アメリカはワシントン州のベルビューとレドモンドにある Microsoft 本社で開催される特別なイベントです。世界中の Microsoft MVP が集まり、 Microsoft 社員の製品グループの人たちのセッションを聞いたり、議論やフィードバックができます。今年は3月17日~20日。他に21日~22日で追加のセッションやワークショップがありました。
■ NDA、つまり誰にも内容を話せない…
Microsoft MVP は個人で Microsoft とNDAを結んでいるのですが、 MVP Global Summit においては、セッションの内容や議論の内容はおろか、セッション会場の中の撮影やセッション名すら共有できません。更に、セッションを受けていない他の Microsoft MVP にも話してはいけないという厳しさ。なので、期間中は食べた食事の写真や仲間との記念撮影や撮影可能な Microsoft 本社の敷地内の写真くらいしか SNS にアップできないんですね。本記事の文章や写真も全てNDAの範囲外となります。
■ Microsoft は太っ腹!
MVP Global Summit の何が凄いのかって宿泊費や食事代はお金がかからない点。 Microsoft がおごってくれます。さすがに交通費は出してくれないので無料とまではいきません。 MVP Global Summit 用のツアーを用意してくれるのですが、ザックリと20万円強かかります。所属する会社によってはこれを海外出張扱いで出してくれるところもあるみたいで、そうなると本当にほぼ無料になりますね。
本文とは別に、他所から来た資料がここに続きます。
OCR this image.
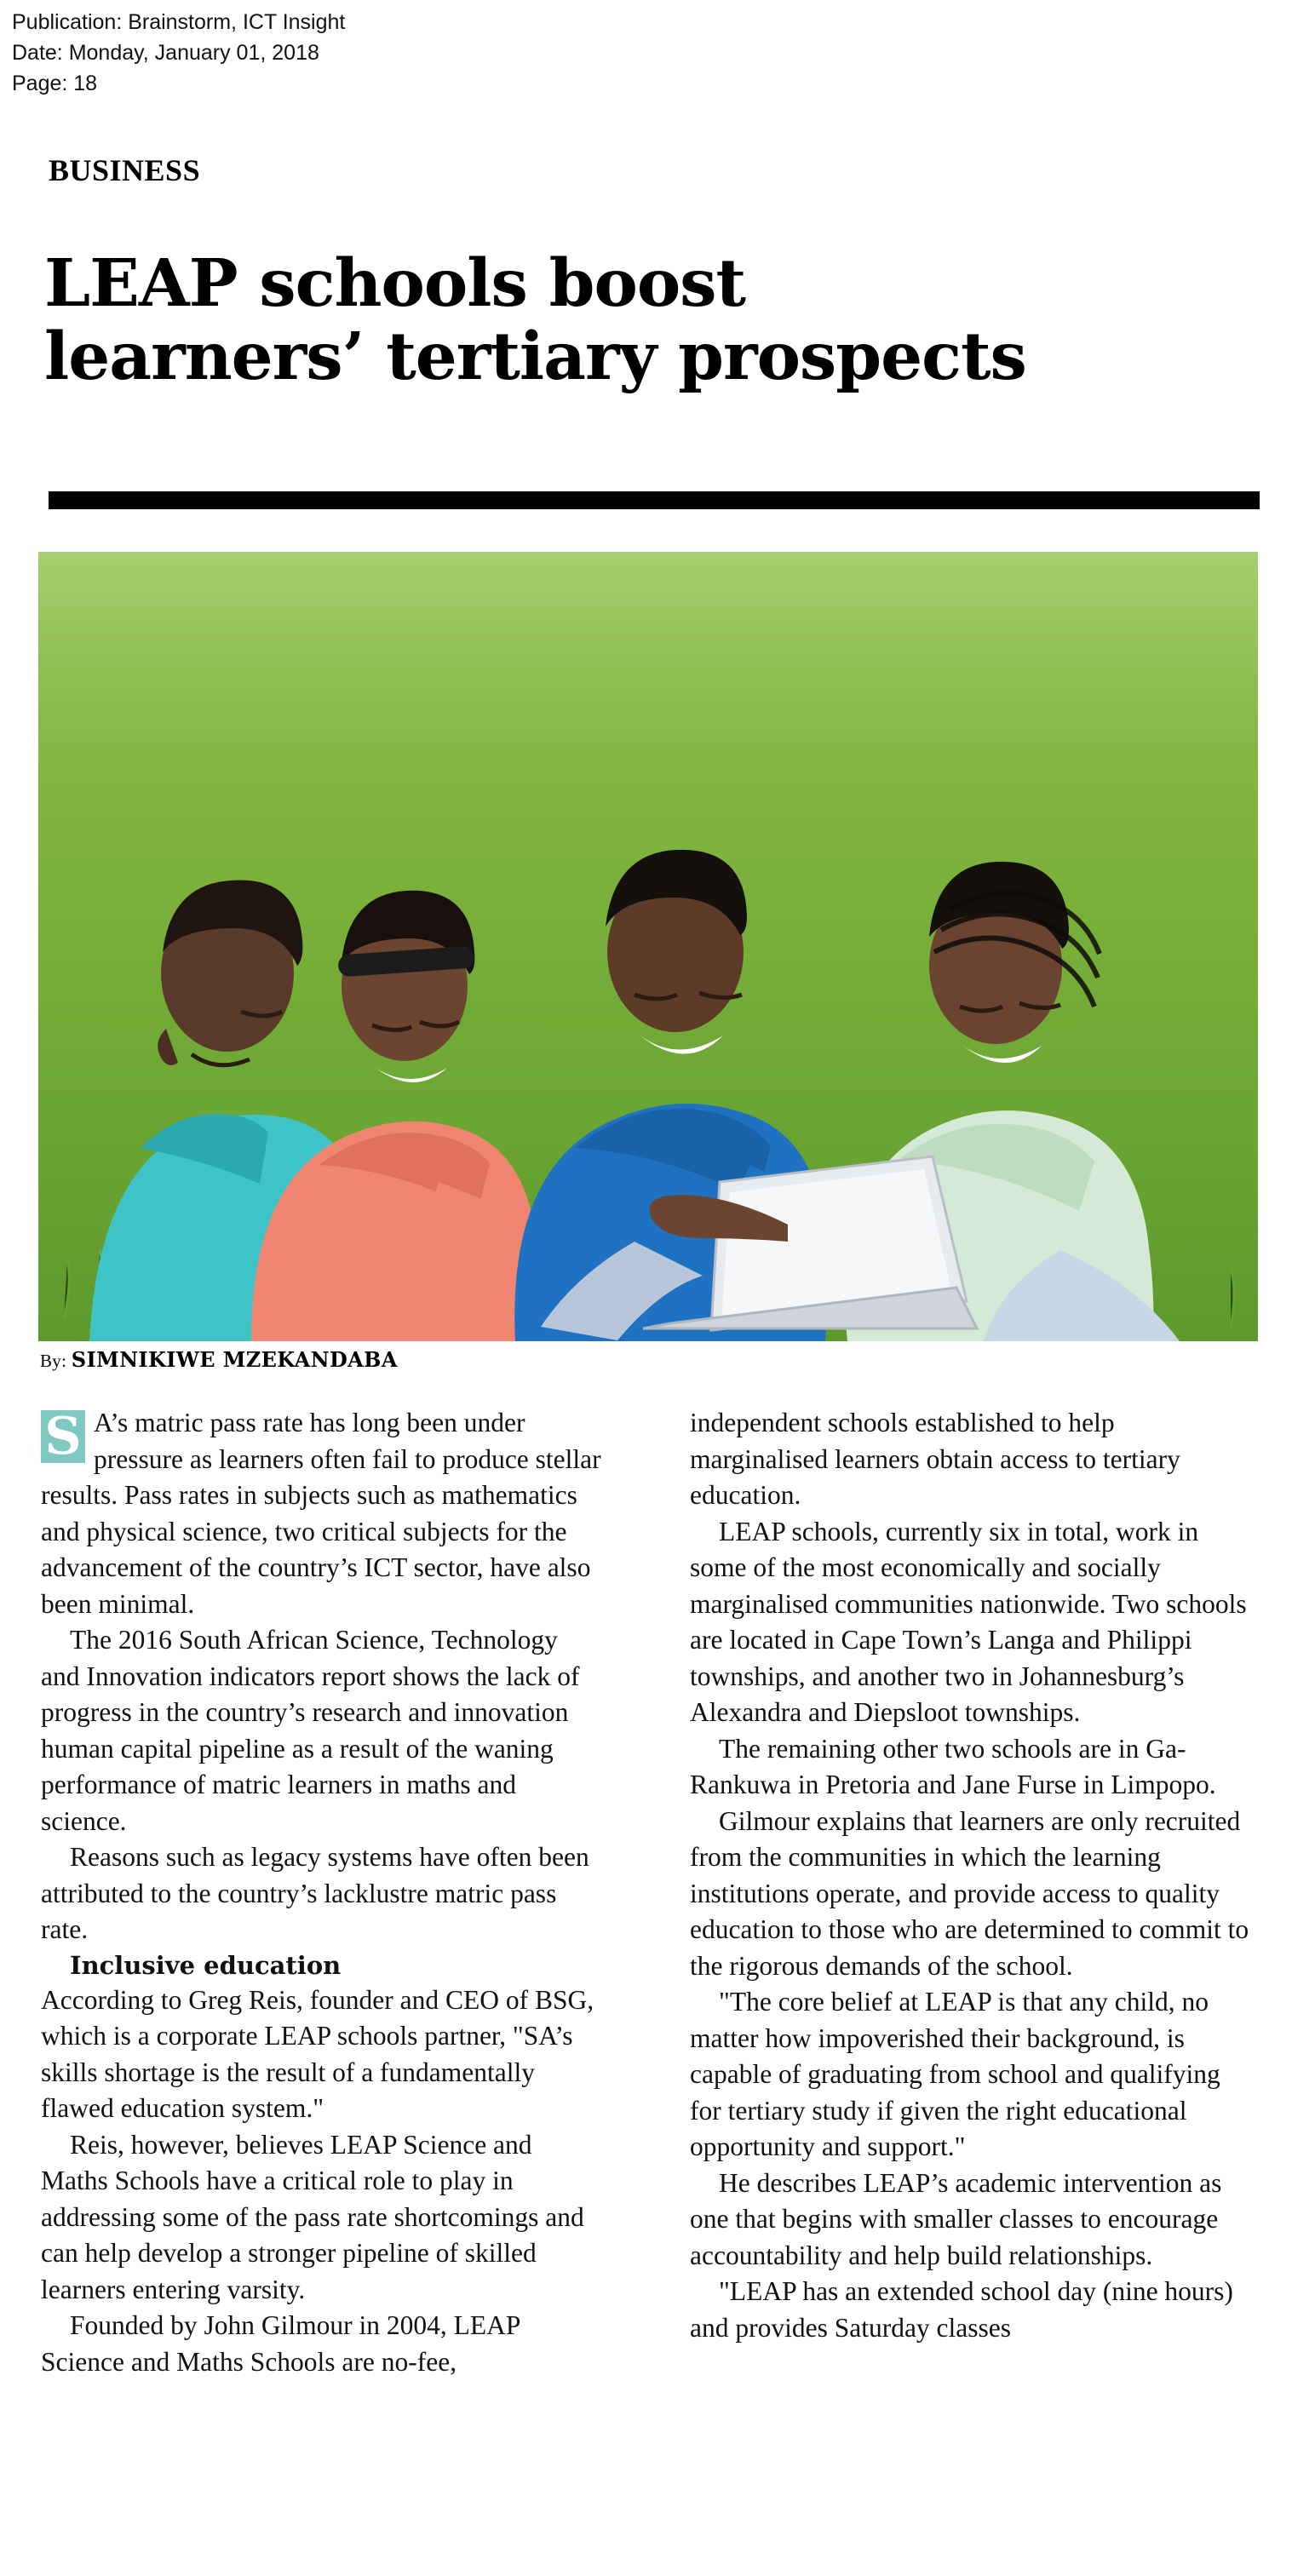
Publication: Brainstorm, ICT Insight
Date: Monday, January 01, 2018
Page: 18
BUSINESS
LEAP schools boost
learners’ tertiary prospects
By: SIMNIKIWE MZEKANDABA

S A’s matric pass rate has long been under pressure as learners often fail to produce stellar results. Pass rates in subjects such as mathematics and physical science, two critical subjects for the advancement of the country’s ICT sector, have also been minimal.

The 2016 South African Science, Technology and Innovation indicators report shows the lack of progress in the country’s research and innovation human capital pipeline as a result of the waning performance of matric learners in maths and science.

Reasons such as legacy systems have often been attributed to the country’s lacklustre matric pass rate.

Inclusive education

According to Greg Reis, founder and CEO of BSG, which is a corporate LEAP schools partner, "SA’s skills shortage is the result of a fundamentally flawed education system."

Reis, however, believes LEAP Science and Maths Schools have a critical role to play in addressing some of the pass rate shortcomings and can help develop a stronger pipeline of skilled learners entering varsity.

Founded by John Gilmour in 2004, LEAP Science and Maths Schools are no-fee,

independent schools established to help marginalised learners obtain access to tertiary education.

LEAP schools, currently six in total, work in some of the most economically and socially marginalised communities nationwide. Two schools are located in Cape Town’s Langa and Philippi townships, and another two in Johannesburg’s Alexandra and Diepsloot townships.

The remaining other two schools are in Ga-Rankuwa in Pretoria and Jane Furse in Limpopo.

Gilmour explains that learners are only recruited from the communities in which the learning institutions operate, and provide access to quality education to those who are determined to commit to the rigorous demands of the school.

"The core belief at LEAP is that any child, no matter how impoverished their background, is capable of graduating from school and qualifying for tertiary study if given the right educational opportunity and support."

He describes LEAP’s academic intervention as one that begins with smaller classes to encourage accountability and help build relationships.

"LEAP has an extended school day (nine hours) and provides Saturday classes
それが無理だとしても、約20万円は安いですよね。ホテルに到着すれば、そこから Microsoft 本社までは車で20分くらいかかるけど、無料送迎バスが定期的に走ってるので現地の移動もタダです。ただし、ちょっと気を付けないといけない事があります。ホテルの宿泊費がタダなのには条件があって、ルームシェアの時のみ無料で、1人で1部屋の場合は宿泊費の半額を負担しなければいけません。つまり、知らない人同士と一緒に宿泊しなければいけません。ただし、極力同じ国の人を組み合わせてくれます(実際に僕も同じ日本人の方でした)。 Microsoft MVP は割とお金持ちが多いので1人部屋の人も結構いるみたいです。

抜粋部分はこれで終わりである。